I stopped going to dinners and I stopped going to conferences that I wasn’t being paid to go to. Austin Kleon, who wrote the book Steal Like an Artist, gave me one of the best pieces of advice. He said, “Work, family, scene—pick two.” So trips and parties and events and games and award shows and whatever, I just pass on it. Part of the reason I like living in Texas is I just get invited to fewer things. In New York and L.A., there’s always something going on and it’s always something that it would be “really good for you to go to.” I live outside of Austin, so it’s either a flight or a drive, so I can get out of a lot.

What’s something you’re doing now you wish you’d done more of 10 years ago?

I wish I’d started riding bikes earlier. I’ve always been a runner, and I like swimming. You never think you’re going to get old and wear out, and of course you get old and start wearing out. So I like the low intensity of the bike: it takes longer, your heart rate is a smidge lower.

I feel like you were one of the big forces in making “Memento Mori” such a thing. Do you have practices or rituals around that? Does it still factor into your daily life?

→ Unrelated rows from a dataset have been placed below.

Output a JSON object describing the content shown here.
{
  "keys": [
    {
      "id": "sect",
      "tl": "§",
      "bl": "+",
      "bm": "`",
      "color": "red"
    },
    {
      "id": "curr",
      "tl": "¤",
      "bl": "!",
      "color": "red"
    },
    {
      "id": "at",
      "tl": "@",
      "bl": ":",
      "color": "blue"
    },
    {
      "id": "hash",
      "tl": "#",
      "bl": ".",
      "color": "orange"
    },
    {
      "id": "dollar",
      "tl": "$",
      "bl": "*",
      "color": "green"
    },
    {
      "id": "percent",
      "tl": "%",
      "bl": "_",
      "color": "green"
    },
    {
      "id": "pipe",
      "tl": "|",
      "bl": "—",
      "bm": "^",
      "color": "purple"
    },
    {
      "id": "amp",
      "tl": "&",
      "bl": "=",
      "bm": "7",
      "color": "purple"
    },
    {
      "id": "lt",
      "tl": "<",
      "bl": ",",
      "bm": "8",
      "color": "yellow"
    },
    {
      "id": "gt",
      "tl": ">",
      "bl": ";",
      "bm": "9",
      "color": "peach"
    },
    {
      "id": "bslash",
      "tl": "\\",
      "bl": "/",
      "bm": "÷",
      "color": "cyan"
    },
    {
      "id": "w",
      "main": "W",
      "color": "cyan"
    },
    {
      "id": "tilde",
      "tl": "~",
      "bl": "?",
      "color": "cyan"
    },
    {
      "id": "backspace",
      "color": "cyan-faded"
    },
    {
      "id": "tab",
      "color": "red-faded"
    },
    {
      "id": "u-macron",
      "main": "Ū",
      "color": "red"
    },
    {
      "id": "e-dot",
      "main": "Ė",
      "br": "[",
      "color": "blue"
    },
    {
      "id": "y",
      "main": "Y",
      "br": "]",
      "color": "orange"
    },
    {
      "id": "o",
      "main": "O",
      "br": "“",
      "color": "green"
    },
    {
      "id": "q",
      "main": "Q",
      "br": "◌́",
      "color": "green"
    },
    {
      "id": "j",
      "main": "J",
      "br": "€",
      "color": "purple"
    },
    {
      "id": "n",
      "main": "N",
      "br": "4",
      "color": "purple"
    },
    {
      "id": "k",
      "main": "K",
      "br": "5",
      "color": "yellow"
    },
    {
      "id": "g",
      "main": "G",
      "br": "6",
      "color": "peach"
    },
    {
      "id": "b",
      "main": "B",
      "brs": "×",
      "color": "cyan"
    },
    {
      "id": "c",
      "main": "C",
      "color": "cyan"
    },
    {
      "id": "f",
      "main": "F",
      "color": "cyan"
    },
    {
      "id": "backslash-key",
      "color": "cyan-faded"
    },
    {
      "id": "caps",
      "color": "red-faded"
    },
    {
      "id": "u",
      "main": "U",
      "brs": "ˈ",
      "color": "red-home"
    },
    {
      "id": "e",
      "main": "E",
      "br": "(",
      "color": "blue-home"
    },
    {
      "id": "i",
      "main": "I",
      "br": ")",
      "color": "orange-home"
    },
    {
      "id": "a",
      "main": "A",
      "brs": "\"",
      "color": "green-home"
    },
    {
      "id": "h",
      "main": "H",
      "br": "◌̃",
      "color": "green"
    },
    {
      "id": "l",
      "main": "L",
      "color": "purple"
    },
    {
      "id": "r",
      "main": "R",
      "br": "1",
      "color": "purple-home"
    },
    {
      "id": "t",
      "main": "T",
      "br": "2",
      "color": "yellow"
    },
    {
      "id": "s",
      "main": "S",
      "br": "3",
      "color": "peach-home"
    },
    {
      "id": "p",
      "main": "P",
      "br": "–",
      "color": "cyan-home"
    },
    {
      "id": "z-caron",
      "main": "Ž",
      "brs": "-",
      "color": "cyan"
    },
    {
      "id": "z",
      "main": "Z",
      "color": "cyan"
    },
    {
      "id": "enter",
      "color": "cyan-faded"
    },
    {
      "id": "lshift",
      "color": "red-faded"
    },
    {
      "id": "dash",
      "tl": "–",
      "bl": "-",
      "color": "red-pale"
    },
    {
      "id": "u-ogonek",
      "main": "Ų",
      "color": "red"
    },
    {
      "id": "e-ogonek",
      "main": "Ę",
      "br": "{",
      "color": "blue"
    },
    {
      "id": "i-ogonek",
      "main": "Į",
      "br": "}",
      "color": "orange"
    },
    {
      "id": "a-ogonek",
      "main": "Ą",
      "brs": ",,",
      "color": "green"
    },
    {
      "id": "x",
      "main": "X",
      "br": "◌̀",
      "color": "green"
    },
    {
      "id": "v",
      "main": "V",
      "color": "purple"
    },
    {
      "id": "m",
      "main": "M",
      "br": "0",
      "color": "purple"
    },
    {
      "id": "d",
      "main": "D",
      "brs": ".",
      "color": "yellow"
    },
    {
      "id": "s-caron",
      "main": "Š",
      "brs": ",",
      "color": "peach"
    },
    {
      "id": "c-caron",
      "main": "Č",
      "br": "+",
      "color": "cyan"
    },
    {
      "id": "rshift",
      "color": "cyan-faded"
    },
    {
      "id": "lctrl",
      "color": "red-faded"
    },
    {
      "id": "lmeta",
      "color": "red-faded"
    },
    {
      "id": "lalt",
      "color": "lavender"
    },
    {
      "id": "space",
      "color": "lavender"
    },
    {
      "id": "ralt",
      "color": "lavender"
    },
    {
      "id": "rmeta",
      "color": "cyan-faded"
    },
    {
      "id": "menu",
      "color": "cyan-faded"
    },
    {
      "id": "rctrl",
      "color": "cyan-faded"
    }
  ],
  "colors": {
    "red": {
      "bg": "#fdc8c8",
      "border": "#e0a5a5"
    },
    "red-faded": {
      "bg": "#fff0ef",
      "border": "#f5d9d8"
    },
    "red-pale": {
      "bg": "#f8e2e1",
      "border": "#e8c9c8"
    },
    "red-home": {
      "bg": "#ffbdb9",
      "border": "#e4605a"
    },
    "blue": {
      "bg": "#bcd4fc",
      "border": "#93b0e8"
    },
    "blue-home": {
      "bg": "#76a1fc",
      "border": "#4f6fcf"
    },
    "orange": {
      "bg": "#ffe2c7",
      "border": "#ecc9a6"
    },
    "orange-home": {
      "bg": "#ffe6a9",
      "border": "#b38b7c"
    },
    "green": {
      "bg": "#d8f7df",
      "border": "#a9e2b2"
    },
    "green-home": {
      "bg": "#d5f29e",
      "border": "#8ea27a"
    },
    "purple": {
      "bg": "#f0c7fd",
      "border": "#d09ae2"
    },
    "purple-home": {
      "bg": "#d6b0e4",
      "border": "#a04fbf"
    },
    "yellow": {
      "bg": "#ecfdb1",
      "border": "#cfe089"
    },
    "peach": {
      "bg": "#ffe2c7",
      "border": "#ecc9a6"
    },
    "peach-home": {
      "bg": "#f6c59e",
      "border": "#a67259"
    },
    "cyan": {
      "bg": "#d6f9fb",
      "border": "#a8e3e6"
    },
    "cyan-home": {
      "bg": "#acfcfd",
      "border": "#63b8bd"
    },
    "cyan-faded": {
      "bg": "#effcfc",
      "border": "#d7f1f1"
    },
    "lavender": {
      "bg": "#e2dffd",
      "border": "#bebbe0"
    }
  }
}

There’s something about Memento Mori that’s morbid and seems depressing but there’s also something that gives an urgency and a clarity that’s valuable. It’s interesting to me when you look at a lot of ancient art, at a time when people died all the time, very easily, the Memento More theme is everywhere. They need a reminder. And yet here we are, life expectancy’s doubled, infant mortality has wonderfully plummeted, but because people die in hospitals, because it’s not something we talk about, it’s actually easier to lose sight of it.

This interview has been edited and condensed.